- Created by: Sky News
- Presented by: Mon-Thu: Charlotte Hawkins Fri: Gillian Joseph

Production
- Running time: 1 hour

Original release
- Network: Sky News
- Release: 8 September 2008 – 2011

Related
- Sunrise; Sky Today; Sky Today; Afternoon Live;

= The Live Desk (British TV programme) =

Former television news programme, broadcast on Sky News

The Live Desk is a news programme which broadcast on Sky News in the United Kingdom from 8 September 2008 to 2011. Originally, The Live Desk aired twice at 9 am and 1 pm but from 11 January 2011 the Live Desk's 1 pm edition was cancelled and subsequently only one edition was broadcast at 9 a.m., presented by Charlotte Hawkins with Gillian Joseph on Friday. The programme was replaced with a standard Sky News bulletin fronted by the same newscasters later in 2011.

==Format==
The programme was a 60-minute round-up of the day's news, sport, and business, rather than discussions, interviews, or features. It was loosely based on the Fox News Channel show The Live Desk.

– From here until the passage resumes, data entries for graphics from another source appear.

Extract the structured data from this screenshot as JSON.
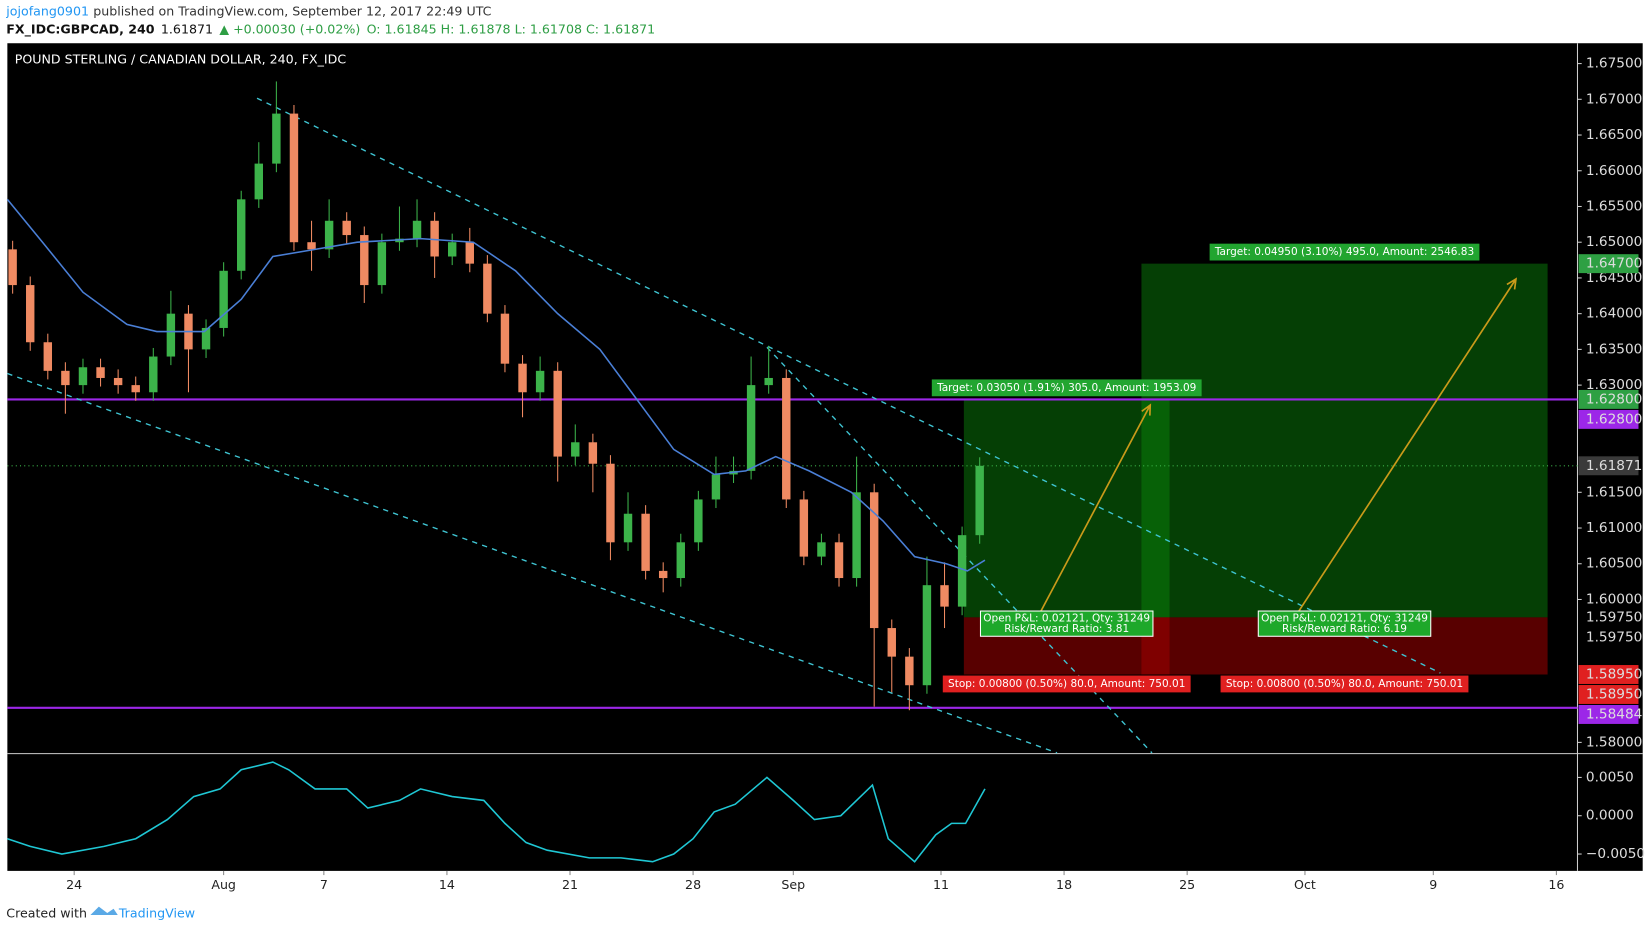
{
  "header": {
    "author": "jojofang0901",
    "published": "published on TradingView.com, September 12, 2017 22:49 UTC",
    "symbol": "FX_IDC:GBPCAD, 240",
    "last": "1.61871",
    "change": "▲ +0.00030 (+0.02%)",
    "ohlc": "O: 1.61845 H: 1.61878 L: 1.61708 C: 1.61871"
  },
  "chart_data": [
    {
      "type": "candlestick",
      "title": "POUND STERLING / CANADIAN DOLLAR, 240, FX_IDC",
      "up_color": "#3cb34a",
      "down_color": "#ef8a62",
      "x": [
        -3.5,
        -2.5,
        -1.5,
        -0.5,
        0.5,
        1.5,
        2.5,
        3.5,
        4.5,
        5.5,
        6.5,
        7.5,
        8.5,
        9.5,
        10.5,
        11.5,
        12.5,
        13.5,
        14.5,
        15.5,
        16.5,
        17.5,
        18.5,
        19.5,
        20.5,
        21.5,
        22.5,
        23.5,
        24.5,
        25.5,
        26.5,
        27.5,
        28.5,
        29.5,
        30.5,
        31.5,
        32.5,
        33.5,
        34.5,
        35.5,
        36.5,
        37.5,
        38.5,
        39.5,
        40.5,
        41.5,
        42.5,
        43.5,
        44.5,
        45.5,
        46.5,
        47.5,
        48.5,
        49.5,
        50.5,
        51.5
      ],
      "open": [
        1.649,
        1.644,
        1.636,
        1.632,
        1.63,
        1.6325,
        1.631,
        1.63,
        1.629,
        1.634,
        1.64,
        1.635,
        1.638,
        1.646,
        1.656,
        1.661,
        1.668,
        1.65,
        1.649,
        1.653,
        1.651,
        1.644,
        1.65,
        1.6505,
        1.653,
        1.648,
        1.65,
        1.647,
        1.64,
        1.633,
        1.629,
        1.632,
        1.62,
        1.622,
        1.619,
        1.608,
        1.612,
        1.604,
        1.603,
        1.608,
        1.614,
        1.6175,
        1.618,
        1.63,
        1.631,
        1.614,
        1.606,
        1.608,
        1.603,
        1.615,
        1.596,
        1.592,
        1.588,
        1.602,
        1.599,
        1.609
      ],
      "high": [
        1.6502,
        1.6452,
        1.6372,
        1.6332,
        1.6337,
        1.6337,
        1.6322,
        1.6312,
        1.6352,
        1.6432,
        1.6412,
        1.6392,
        1.6472,
        1.6572,
        1.664,
        1.6725,
        1.6692,
        1.653,
        1.656,
        1.6542,
        1.6522,
        1.6512,
        1.655,
        1.656,
        1.6542,
        1.6512,
        1.652,
        1.6482,
        1.6412,
        1.6342,
        1.634,
        1.6332,
        1.6245,
        1.6232,
        1.6202,
        1.615,
        1.6132,
        1.6052,
        1.6092,
        1.6152,
        1.62,
        1.62,
        1.634,
        1.6355,
        1.6322,
        1.6152,
        1.6092,
        1.6092,
        1.62,
        1.6162,
        1.5972,
        1.5932,
        1.606,
        1.6052,
        1.6102,
        1.6199
      ],
      "low": [
        1.6428,
        1.6348,
        1.6308,
        1.626,
        1.6288,
        1.6298,
        1.6288,
        1.6278,
        1.6278,
        1.6328,
        1.629,
        1.6338,
        1.6368,
        1.6448,
        1.6548,
        1.6598,
        1.6488,
        1.646,
        1.6478,
        1.6498,
        1.6415,
        1.6428,
        1.6488,
        1.6493,
        1.645,
        1.6468,
        1.6458,
        1.6388,
        1.6318,
        1.6255,
        1.6278,
        1.6165,
        1.6188,
        1.615,
        1.6055,
        1.6068,
        1.6028,
        1.601,
        1.6018,
        1.6068,
        1.6128,
        1.6163,
        1.6168,
        1.6288,
        1.6128,
        1.6048,
        1.6048,
        1.6018,
        1.6018,
        1.585,
        1.587,
        1.5845,
        1.5868,
        1.596,
        1.5978,
        1.6078
      ],
      "close": [
        1.644,
        1.636,
        1.632,
        1.63,
        1.6325,
        1.631,
        1.63,
        1.629,
        1.634,
        1.64,
        1.635,
        1.638,
        1.646,
        1.656,
        1.661,
        1.668,
        1.65,
        1.649,
        1.653,
        1.651,
        1.644,
        1.65,
        1.6505,
        1.653,
        1.648,
        1.65,
        1.647,
        1.64,
        1.633,
        1.629,
        1.632,
        1.62,
        1.622,
        1.619,
        1.608,
        1.612,
        1.604,
        1.603,
        1.608,
        1.614,
        1.6175,
        1.618,
        1.63,
        1.631,
        1.614,
        1.606,
        1.608,
        1.603,
        1.615,
        1.596,
        1.592,
        1.588,
        1.602,
        1.599,
        1.609,
        1.61871
      ],
      "moving_average": {
        "color": "#4a7fd6",
        "x": [
          -3.8,
          -1.8,
          0.5,
          3.0,
          4.7,
          7.4,
          9.5,
          11.3,
          13.7,
          16.1,
          19.7,
          22.7,
          25.1,
          27.5,
          29.9,
          31.7,
          34.1,
          36.4,
          38.2,
          39.9,
          41.8,
          44.2,
          46.0,
          47.8,
          49.6,
          50.8,
          51.8
        ],
        "values": [
          1.656,
          1.65,
          1.643,
          1.6385,
          1.6375,
          1.6375,
          1.642,
          1.648,
          1.649,
          1.65,
          1.6505,
          1.65,
          1.646,
          1.64,
          1.635,
          1.629,
          1.621,
          1.6175,
          1.618,
          1.62,
          1.618,
          1.615,
          1.611,
          1.606,
          1.605,
          1.604,
          1.6055
        ]
      },
      "hlines": [
        {
          "value": 1.628,
          "color": "#9c27e8"
        },
        {
          "value": 1.58484,
          "color": "#9c27e8"
        }
      ],
      "last_price": 1.61871,
      "last_price_color": "#3cb34a",
      "trendlines": [
        {
          "color": "#3fc5d3",
          "x": [
            10.4,
            77.7
          ],
          "y": [
            1.67015,
            1.58971
          ]
        },
        {
          "color": "#3fc5d3",
          "x": [
            -3.8,
            55.9
          ],
          "y": [
            1.63162,
            1.57853
          ]
        },
        {
          "color": "#3fc5d3",
          "x": [
            39.4,
            61.3
          ],
          "y": [
            1.63529,
            1.57853
          ]
        }
      ],
      "arrows": [
        {
          "color": "#c99a1a",
          "x": [
            54.7,
            61.2
          ],
          "y": [
            1.59706,
            1.62721
          ]
        },
        {
          "color": "#c99a1a",
          "x": [
            69.5,
            82.0
          ],
          "y": [
            1.5978,
            1.64485
          ]
        }
      ],
      "positions": [
        {
          "x": [
            50.6,
            62.3
          ],
          "entry": 1.5975,
          "target": 1.628,
          "stop": 1.5895,
          "target_label": "Target: 0.03050 (1.91%) 305.0, Amount: 1953.09",
          "pnl_label": "Open P&L: 0.02121, Qty: 31249",
          "rr_label": "Risk/Reward Ratio: 3.81",
          "stop_label": "Stop: 0.00800 (0.50%) 80.0, Amount: 750.01"
        },
        {
          "x": [
            60.7,
            83.8
          ],
          "entry": 1.5975,
          "target": 1.647,
          "stop": 1.5895,
          "target_label": "Target: 0.04950 (3.10%) 495.0, Amount: 2546.83",
          "pnl_label": "Open P&L: 0.02121, Qty: 31249",
          "rr_label": "Risk/Reward Ratio: 6.19",
          "stop_label": "Stop: 0.00800 (0.50%) 80.0, Amount: 750.01"
        }
      ],
      "price_labels": [
        {
          "value": 1.647,
          "label": "1.64700",
          "color": "#2ea043"
        },
        {
          "value": 1.628,
          "label": "1.62800",
          "color": "#2ea043"
        },
        {
          "value": 1.628,
          "label": "1.62800",
          "color": "#9c27e8"
        },
        {
          "value": 1.61871,
          "label": "1.61871",
          "color": "#3a3a3a"
        },
        {
          "value": 1.5975,
          "label": "1.59750",
          "color": null
        },
        {
          "value": 1.5975,
          "label": "1.59750",
          "color": null
        },
        {
          "value": 1.5895,
          "label": "1.58950",
          "color": "#e02020"
        },
        {
          "value": 1.5895,
          "label": "1.58950",
          "color": "#e02020"
        },
        {
          "value": 1.58484,
          "label": "1.58484",
          "color": "#9c27e8"
        }
      ],
      "xlim": [
        -3.8,
        85.5
      ],
      "ylim": [
        1.5785,
        1.6777
      ],
      "xticks": [
        {
          "value": 0,
          "label": "24"
        },
        {
          "value": 8.5,
          "label": "Aug"
        },
        {
          "value": 14.2,
          "label": "7"
        },
        {
          "value": 21.2,
          "label": "14"
        },
        {
          "value": 28.2,
          "label": "21"
        },
        {
          "value": 35.2,
          "label": "28"
        },
        {
          "value": 40.9,
          "label": "Sep"
        },
        {
          "value": 49.3,
          "label": "11"
        },
        {
          "value": 56.3,
          "label": "18"
        },
        {
          "value": 63.3,
          "label": "25"
        },
        {
          "value": 70.0,
          "label": "Oct"
        },
        {
          "value": 77.3,
          "label": "9"
        },
        {
          "value": 84.3,
          "label": "16"
        }
      ],
      "yticks": [
        {
          "value": 1.675,
          "label": "1.67500"
        },
        {
          "value": 1.67,
          "label": "1.67000"
        },
        {
          "value": 1.665,
          "label": "1.66500"
        },
        {
          "value": 1.66,
          "label": "1.66000"
        },
        {
          "value": 1.655,
          "label": "1.65500"
        },
        {
          "value": 1.65,
          "label": "1.65000"
        },
        {
          "value": 1.645,
          "label": "1.64500"
        },
        {
          "value": 1.64,
          "label": "1.64000"
        },
        {
          "value": 1.635,
          "label": "1.63500"
        },
        {
          "value": 1.63,
          "label": "1.63000"
        },
        {
          "value": 1.615,
          "label": "1.61500"
        },
        {
          "value": 1.61,
          "label": "1.61000"
        },
        {
          "value": 1.605,
          "label": "1.60500"
        },
        {
          "value": 1.6,
          "label": "1.60000"
        },
        {
          "value": 1.58,
          "label": "1.58000"
        }
      ]
    },
    {
      "type": "line",
      "color": "#1fc7d4",
      "x": [
        -3.8,
        -2.5,
        -0.7,
        1.7,
        3.5,
        5.3,
        6.8,
        8.3,
        9.5,
        11.3,
        12.2,
        13.7,
        15.5,
        16.7,
        18.5,
        19.7,
        21.5,
        23.3,
        24.5,
        25.7,
        26.9,
        29.3,
        31.1,
        32.9,
        34.1,
        35.2,
        36.4,
        37.6,
        39.4,
        40.9,
        42.1,
        43.6,
        45.4,
        46.3,
        47.8,
        49.0,
        49.9,
        50.7,
        51.8
      ],
      "values": [
        -0.003,
        -0.004,
        -0.005,
        -0.004,
        -0.003,
        -0.0005,
        0.0025,
        0.0035,
        0.006,
        0.007,
        0.006,
        0.0035,
        0.0035,
        0.001,
        0.002,
        0.0035,
        0.0025,
        0.002,
        -0.001,
        -0.0035,
        -0.0045,
        -0.0055,
        -0.0055,
        -0.006,
        -0.005,
        -0.003,
        0.0005,
        0.0015,
        0.005,
        0.002,
        -0.0005,
        0.0,
        0.004,
        -0.003,
        -0.006,
        -0.0025,
        -0.001,
        -0.001,
        0.0035
      ],
      "xlim": [
        -3.8,
        85.5
      ],
      "ylim": [
        -0.0072,
        0.0079
      ],
      "yticks": [
        {
          "value": 0.005,
          "label": "0.0050"
        },
        {
          "value": 0,
          "label": "0.0000"
        },
        {
          "value": -0.005,
          "label": "−0.0050"
        }
      ]
    }
  ],
  "footer": {
    "created": "Created with",
    "brand": "TradingView"
  }
}
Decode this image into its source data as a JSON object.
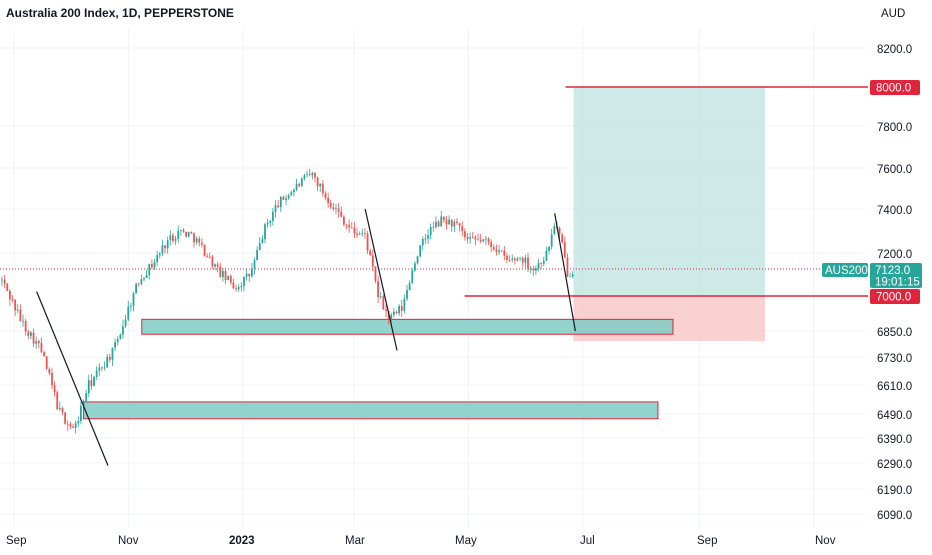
{
  "chart": {
    "title": "Australia 200 Index, 1D, PEPPERSTONE",
    "currency": "AUD",
    "y_ticks": [
      "8200.0",
      "7800.0",
      "7600.0",
      "7400.0",
      "7200.0",
      "6850.0",
      "6730.0",
      "6610.0",
      "6490.0",
      "6390.0",
      "6290.0",
      "6190.0",
      "6090.0"
    ],
    "x_ticks": [
      {
        "label": "Sep",
        "bold": false
      },
      {
        "label": "Nov",
        "bold": false
      },
      {
        "label": "2023",
        "bold": true
      },
      {
        "label": "Mar",
        "bold": false
      },
      {
        "label": "May",
        "bold": false
      },
      {
        "label": "Jul",
        "bold": false
      },
      {
        "label": "Sep",
        "bold": false
      },
      {
        "label": "Nov",
        "bold": false
      }
    ],
    "price_tags": {
      "target": "8000.0",
      "stop": "7000.0",
      "symbol": "AUS200",
      "last_price": "7123.0",
      "countdown": "19:01:15"
    },
    "colors": {
      "up": "#26a69a",
      "down": "#ef5350",
      "target_line": "#e0243c",
      "profit_zone": "#b2dfdb",
      "loss_zone": "#f8c6c6",
      "support_zone": "#80cbc4",
      "tag_red": "#e0243c",
      "tag_green": "#26a69a"
    }
  },
  "chart_data": {
    "type": "candlestick",
    "title": "Australia 200 Index, 1D, PEPPERSTONE",
    "ylabel": "AUD",
    "ylim": [
      6050,
      8350
    ],
    "x_range": [
      "2022-08-25",
      "2023-11-20"
    ],
    "last_price": 7123.0,
    "price_path": [
      [
        "2022-08-25",
        7080
      ],
      [
        "2022-09-05",
        6890
      ],
      [
        "2022-09-15",
        6770
      ],
      [
        "2022-09-25",
        6500
      ],
      [
        "2022-10-03",
        6420
      ],
      [
        "2022-10-10",
        6600
      ],
      [
        "2022-10-17",
        6680
      ],
      [
        "2022-10-24",
        6760
      ],
      [
        "2022-11-01",
        6950
      ],
      [
        "2022-11-07",
        7080
      ],
      [
        "2022-11-14",
        7150
      ],
      [
        "2022-11-21",
        7250
      ],
      [
        "2022-11-28",
        7300
      ],
      [
        "2022-12-05",
        7280
      ],
      [
        "2022-12-12",
        7200
      ],
      [
        "2022-12-19",
        7110
      ],
      [
        "2022-12-28",
        7040
      ],
      [
        "2023-01-05",
        7100
      ],
      [
        "2023-01-12",
        7300
      ],
      [
        "2023-01-19",
        7420
      ],
      [
        "2023-01-26",
        7480
      ],
      [
        "2023-02-02",
        7540
      ],
      [
        "2023-02-07",
        7570
      ],
      [
        "2023-02-14",
        7460
      ],
      [
        "2023-02-21",
        7380
      ],
      [
        "2023-02-28",
        7300
      ],
      [
        "2023-03-07",
        7280
      ],
      [
        "2023-03-14",
        7000
      ],
      [
        "2023-03-20",
        6900
      ],
      [
        "2023-03-27",
        6950
      ],
      [
        "2023-04-03",
        7180
      ],
      [
        "2023-04-10",
        7300
      ],
      [
        "2023-04-17",
        7350
      ],
      [
        "2023-04-24",
        7330
      ],
      [
        "2023-05-01",
        7250
      ],
      [
        "2023-05-08",
        7260
      ],
      [
        "2023-05-15",
        7230
      ],
      [
        "2023-05-22",
        7160
      ],
      [
        "2023-05-29",
        7180
      ],
      [
        "2023-06-05",
        7120
      ],
      [
        "2023-06-12",
        7200
      ],
      [
        "2023-06-16",
        7340
      ],
      [
        "2023-06-20",
        7230
      ],
      [
        "2023-06-23",
        7100
      ],
      [
        "2023-06-26",
        7123
      ]
    ],
    "position": {
      "target": 8000.0,
      "stop": 7000.0,
      "start": "2023-06-26",
      "end": "2023-10-06"
    },
    "support_zones": [
      {
        "from": "2022-11-08",
        "to": "2023-08-18",
        "low": 6835,
        "high": 6900
      },
      {
        "from": "2022-10-08",
        "to": "2023-08-10",
        "low": 6470,
        "high": 6540
      }
    ],
    "horizontal_lines": [
      {
        "value": 8000.0,
        "from": "2023-06-26",
        "to": "2023-10-06"
      },
      {
        "value": 7000.0,
        "from": "2023-04-29",
        "to": "2023-10-06"
      }
    ],
    "trend_lines": [
      {
        "from": [
          "2022-09-13",
          7020
        ],
        "to": [
          "2022-10-21",
          6280
        ]
      },
      {
        "from": [
          "2023-03-07",
          7400
        ],
        "to": [
          "2023-03-24",
          6760
        ]
      },
      {
        "from": [
          "2023-06-16",
          7380
        ],
        "to": [
          "2023-06-27",
          6850
        ]
      }
    ],
    "grid": true
  }
}
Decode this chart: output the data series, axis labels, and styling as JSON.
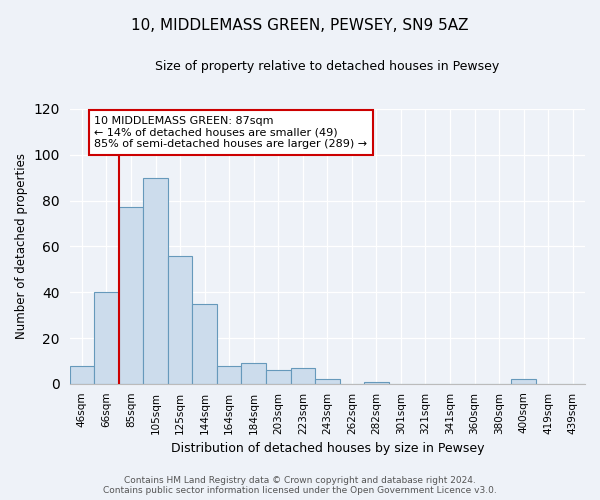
{
  "title": "10, MIDDLEMASS GREEN, PEWSEY, SN9 5AZ",
  "subtitle": "Size of property relative to detached houses in Pewsey",
  "xlabel": "Distribution of detached houses by size in Pewsey",
  "ylabel": "Number of detached properties",
  "bin_labels": [
    "46sqm",
    "66sqm",
    "85sqm",
    "105sqm",
    "125sqm",
    "144sqm",
    "164sqm",
    "184sqm",
    "203sqm",
    "223sqm",
    "243sqm",
    "262sqm",
    "282sqm",
    "301sqm",
    "321sqm",
    "341sqm",
    "360sqm",
    "380sqm",
    "400sqm",
    "419sqm",
    "439sqm"
  ],
  "bar_heights": [
    8,
    40,
    77,
    90,
    56,
    35,
    8,
    9,
    6,
    7,
    2,
    0,
    1,
    0,
    0,
    0,
    0,
    0,
    2,
    0,
    0
  ],
  "bar_color": "#ccdcec",
  "bar_edge_color": "#6699bb",
  "vline_color": "#cc0000",
  "vline_x_index": 2,
  "annotation_text": "10 MIDDLEMASS GREEN: 87sqm\n← 14% of detached houses are smaller (49)\n85% of semi-detached houses are larger (289) →",
  "annotation_box_facecolor": "#ffffff",
  "annotation_box_edgecolor": "#cc0000",
  "ylim": [
    0,
    120
  ],
  "yticks": [
    0,
    20,
    40,
    60,
    80,
    100,
    120
  ],
  "background_color": "#eef2f8",
  "grid_color": "#ffffff",
  "title_fontsize": 11,
  "subtitle_fontsize": 9,
  "ylabel_fontsize": 8.5,
  "xlabel_fontsize": 9,
  "tick_fontsize": 7.5,
  "annot_fontsize": 8,
  "footer_fontsize": 6.5,
  "footer_line1": "Contains HM Land Registry data © Crown copyright and database right 2024.",
  "footer_line2": "Contains public sector information licensed under the Open Government Licence v3.0."
}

The programme was characterized by the opening line "The Live Desk opens now".

==Presenters==
Originally at the show's launch it aired once a day, between 1 pm and 2 pm with Colin Brazier presenting, but on 2 February 2009, The Live Desk added a morning edition, running between 9 am and 10 am. From 11 January 2011, the Live Desk's original 1pm edition was axed in favour of a new political show with Adam Boulton and Sarah Hughes; the 9 a.m. edition remained until later 2011, presented by Charlotte Hawkins, Monday-Thursday, with Gillian Joseph on Fridays. When individual programme titles (such as Afternoon Live and Sky News Today) were dropped by Sky News in 2011, The Live desk was replaced with a standard 60-minute news bulletin.

===Replacement presenters===
When the regular presenters were unavailable the show was hosted by Samantha Simmonds, Sarah Hughes, Stephen Dixon.